Re: 'ArrayList' allowing more than 2G entries.
On Fri, 19 Jun 2009, Tom McGlynn wrote:
Tom McGlynn wrote:
Occasionally I need to store information in arrays which can get
larger than 2G. Since I can't make an array that long, I'd like to
have a backup in these large cases where I use something that looks
like an ArrayList except that it allows >2G entries. So it won't be a
real ArrayList, e.g., size() will return a long, but should look very
similar. This isn't too difficult to implement, but I was curious if
anyone knew of existing libraries that might already have addressed
this issue.
With regard to some of the comments about the size of all of this:
Generally these are arrays of primitives or simple FlyWeights where the
state of the object is externalized to one or two primitive arrays. So
the number of actual Java objects that needs to be created can be quite
small and I can run into limits even when the total storage requirement
only slightly exceeds 2 GB.
Something to think about would be whether you can store each entry in less
space than you currently do. In the case of flyweights, you're currently
spending 32 bits on each entry, but if there are only 216 (say) distinct
objects being pointed to, you only actually need 8 bits. Rather than using
pointers, you could put your values in an array, and store unsigned byte
indices into it. Mutatis mutandum for other numbers of flyweights.

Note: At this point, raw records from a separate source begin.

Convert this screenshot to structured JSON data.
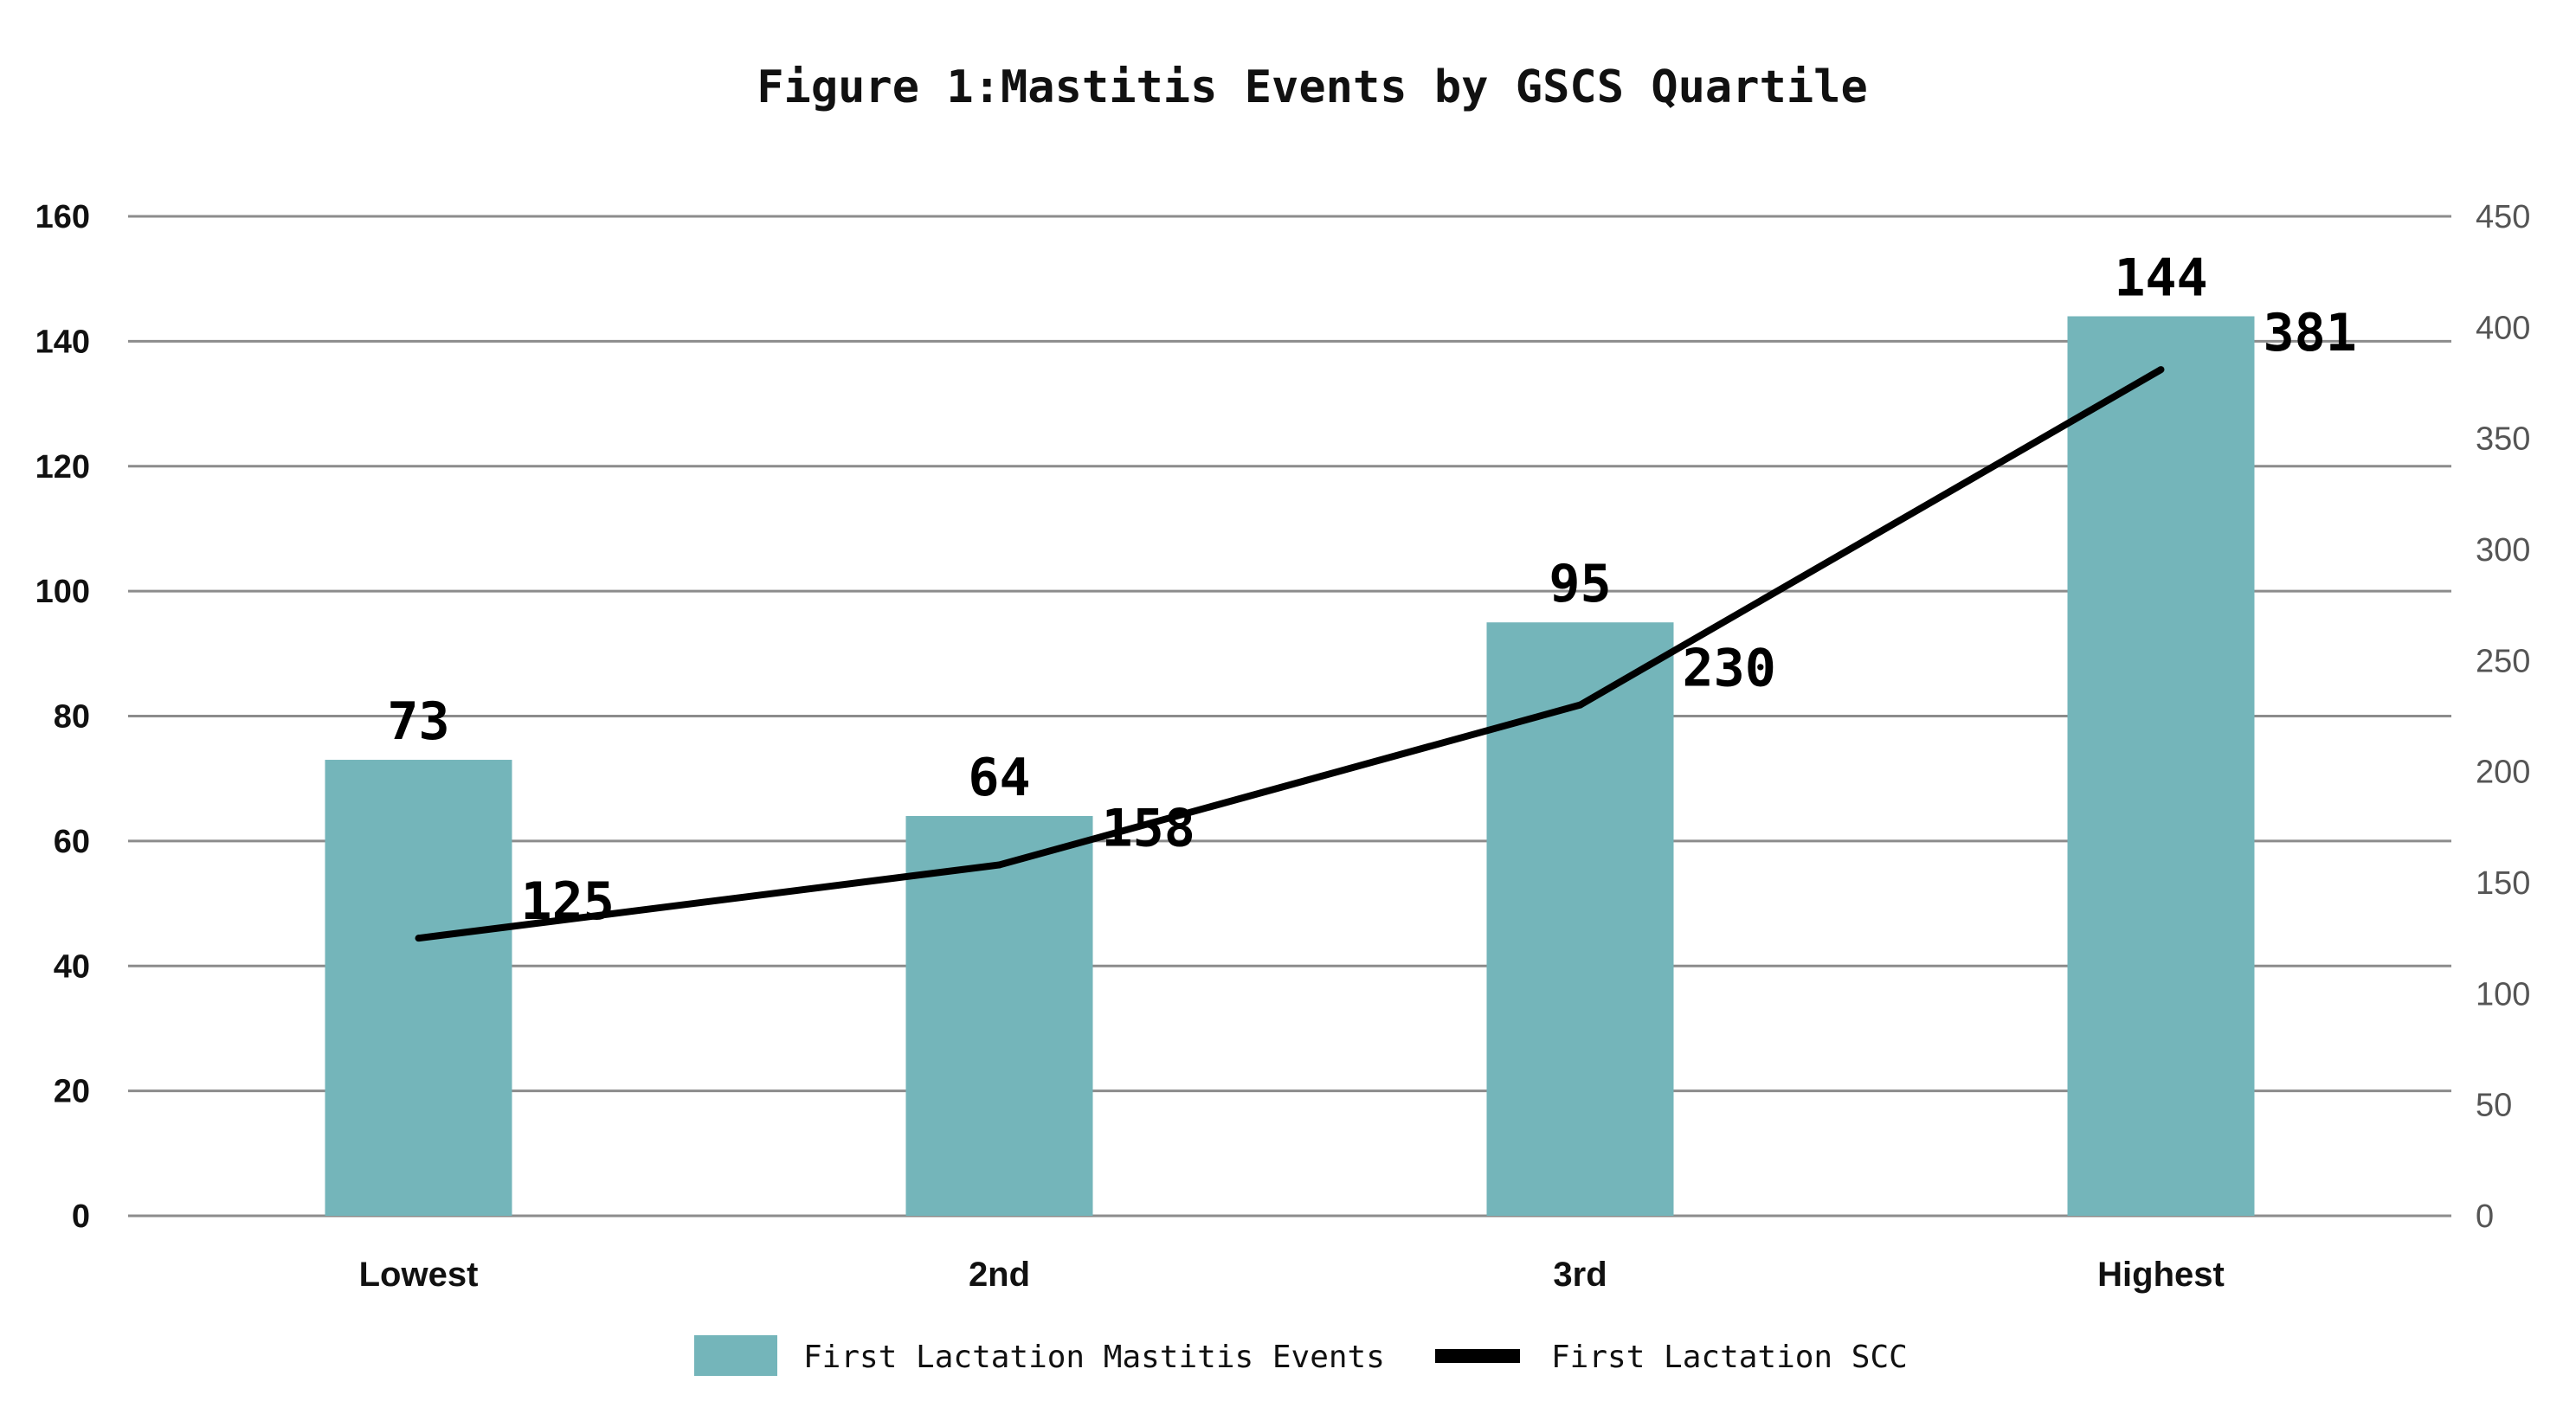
{
  "chart_data": {
    "type": "bar",
    "title": "Figure 1:Mastitis Events by GSCS Quartile",
    "categories": [
      "Lowest",
      "2nd",
      "3rd",
      "Highest"
    ],
    "series": [
      {
        "name": "First Lactation Mastitis Events",
        "type": "bar",
        "axis": "left",
        "color": "#74B5BA",
        "values": [
          73,
          64,
          95,
          144
        ],
        "labels": [
          "73",
          "64",
          "95",
          "144"
        ]
      },
      {
        "name": "First Lactation SCC",
        "type": "line",
        "axis": "right",
        "color": "#000000",
        "values": [
          125,
          158,
          230,
          381
        ],
        "labels": [
          "125",
          "158",
          "230",
          "381"
        ]
      }
    ],
    "y_left": {
      "min": 0,
      "max": 160,
      "ticks": [
        "0",
        "20",
        "40",
        "60",
        "80",
        "100",
        "120",
        "140",
        "160"
      ]
    },
    "y_right": {
      "min": 0,
      "max": 450,
      "ticks": [
        "0",
        "50",
        "100",
        "150",
        "200",
        "250",
        "300",
        "350",
        "400",
        "450"
      ]
    },
    "grid": true,
    "gridColor": "#8c8c8c",
    "legend_position": "bottom"
  }
}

This doesn't mean you can suddenly use ArrayList, but if you do roll your
own solution, it might be a way to make it more compact.
There's a whole field of research on 'succinct data structures', which are
structures that use as little space as possible to store their contents.
Although i don't think they have anything terribly interesting to
contribute in the case of lists, they might be worth looking into.
tom
--
Operate all mechanisms!